Meurs et al. (2005) identified a reduction in Mybpc3 protein in myocardium from Maine Coon cats with hypertrophic cardiomyopathy in comparison to control cats (P less than 0.001). In affected cats, the authors identified a G-C transversion in exon 3 of the feline Mybpc3 gene, resulting in an ala31-to-pro (A31P) substitution in the linker region between the C0 and C1 domains. The mutation was predicted to alter protein conformation and result in sarcomeric disorganization. Affected cats had some variability of phenotype from mildly affected to severe hypertrophy. Some cats developed congestive heart failure, and others died suddenly.

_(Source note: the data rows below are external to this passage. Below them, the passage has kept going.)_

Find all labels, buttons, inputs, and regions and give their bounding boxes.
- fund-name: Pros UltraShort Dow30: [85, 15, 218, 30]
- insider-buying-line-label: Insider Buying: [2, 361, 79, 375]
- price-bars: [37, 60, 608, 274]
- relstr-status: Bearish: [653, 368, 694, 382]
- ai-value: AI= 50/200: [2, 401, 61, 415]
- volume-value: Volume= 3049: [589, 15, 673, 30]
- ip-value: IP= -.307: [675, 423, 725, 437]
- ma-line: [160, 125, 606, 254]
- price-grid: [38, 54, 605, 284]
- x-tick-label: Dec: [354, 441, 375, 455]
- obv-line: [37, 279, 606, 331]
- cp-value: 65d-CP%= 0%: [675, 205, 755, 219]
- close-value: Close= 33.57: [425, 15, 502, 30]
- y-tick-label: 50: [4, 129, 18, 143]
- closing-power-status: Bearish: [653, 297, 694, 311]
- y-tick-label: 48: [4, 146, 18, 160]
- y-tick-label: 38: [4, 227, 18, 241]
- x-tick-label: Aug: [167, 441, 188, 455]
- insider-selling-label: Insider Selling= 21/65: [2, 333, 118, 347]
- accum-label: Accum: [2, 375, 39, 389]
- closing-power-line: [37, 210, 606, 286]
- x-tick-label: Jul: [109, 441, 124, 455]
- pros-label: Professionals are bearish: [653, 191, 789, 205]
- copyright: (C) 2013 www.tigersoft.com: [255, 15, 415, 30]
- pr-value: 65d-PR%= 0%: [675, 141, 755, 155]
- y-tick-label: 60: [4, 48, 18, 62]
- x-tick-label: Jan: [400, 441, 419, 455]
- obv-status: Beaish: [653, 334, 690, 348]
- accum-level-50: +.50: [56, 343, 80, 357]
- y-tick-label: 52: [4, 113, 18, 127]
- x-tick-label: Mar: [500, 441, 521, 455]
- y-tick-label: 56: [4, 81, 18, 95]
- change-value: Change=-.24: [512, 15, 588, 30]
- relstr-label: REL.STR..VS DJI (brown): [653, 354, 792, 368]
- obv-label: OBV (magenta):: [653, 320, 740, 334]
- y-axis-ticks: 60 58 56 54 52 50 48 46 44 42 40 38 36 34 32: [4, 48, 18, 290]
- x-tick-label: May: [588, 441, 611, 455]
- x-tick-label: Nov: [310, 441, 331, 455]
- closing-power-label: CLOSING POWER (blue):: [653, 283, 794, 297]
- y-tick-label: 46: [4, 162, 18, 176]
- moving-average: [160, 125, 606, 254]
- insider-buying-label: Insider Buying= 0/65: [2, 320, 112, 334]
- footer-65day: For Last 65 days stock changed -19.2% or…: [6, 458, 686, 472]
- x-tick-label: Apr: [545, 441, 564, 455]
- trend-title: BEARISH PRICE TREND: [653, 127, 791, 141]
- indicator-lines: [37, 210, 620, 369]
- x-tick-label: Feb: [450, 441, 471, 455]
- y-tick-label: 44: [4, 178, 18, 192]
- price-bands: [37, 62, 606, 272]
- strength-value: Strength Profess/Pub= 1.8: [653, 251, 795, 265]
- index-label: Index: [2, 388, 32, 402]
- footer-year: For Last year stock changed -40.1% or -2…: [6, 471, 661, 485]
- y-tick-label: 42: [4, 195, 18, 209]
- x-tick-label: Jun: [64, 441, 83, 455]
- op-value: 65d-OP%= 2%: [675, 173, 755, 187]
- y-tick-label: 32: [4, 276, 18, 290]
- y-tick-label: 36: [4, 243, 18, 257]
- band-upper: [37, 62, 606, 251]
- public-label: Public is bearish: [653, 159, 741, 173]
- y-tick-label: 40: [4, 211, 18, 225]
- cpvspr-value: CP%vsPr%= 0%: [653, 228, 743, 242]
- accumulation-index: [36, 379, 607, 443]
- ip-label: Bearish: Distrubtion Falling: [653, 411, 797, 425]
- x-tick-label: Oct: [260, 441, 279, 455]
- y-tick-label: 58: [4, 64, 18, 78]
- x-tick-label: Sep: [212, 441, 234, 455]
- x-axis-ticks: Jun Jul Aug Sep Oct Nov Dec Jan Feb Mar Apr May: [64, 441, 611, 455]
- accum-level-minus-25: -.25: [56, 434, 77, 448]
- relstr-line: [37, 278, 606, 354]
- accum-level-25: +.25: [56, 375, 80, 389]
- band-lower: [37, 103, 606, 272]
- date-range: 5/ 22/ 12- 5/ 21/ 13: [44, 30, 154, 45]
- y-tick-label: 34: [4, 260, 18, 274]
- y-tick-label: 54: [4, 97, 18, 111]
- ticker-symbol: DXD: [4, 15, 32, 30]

Pohlmann et al. (2007) found that cardiac myocytes from 6-week-old Mybpc3-null mice exhibited mild hypertrophy that became more pronounced by 30 weeks of age. Isolated Mybpc3-null myocytes showed markedly lower diastolic sarcomere length without change in diastolic Ca(2+). This reduced sarcomere length was partially abolished by inhibition of actin-myosin ATPase, indicating residual actin-myosin interaction in diastole. Mybpc3-null myocytes started to contract at lower Ca(2+) concentration, and both sarcomere shortening and Ca(2+) transients were prolonged in Mybpc3-null cells. Isolated Mybpc3-null left atria exhibited a marked increase in sensitivity to external Ca(2+) and, in contrast to wildtype, continued to develop twitch force at low micromolar Ca(2+) concentration. Pohlmann et al. (2007) concluded that MYBPC3 functions as a restraint on myosin-actin interaction at low Ca(2+) concentrations and short sarcomere length to allow complete relaxation during diastole.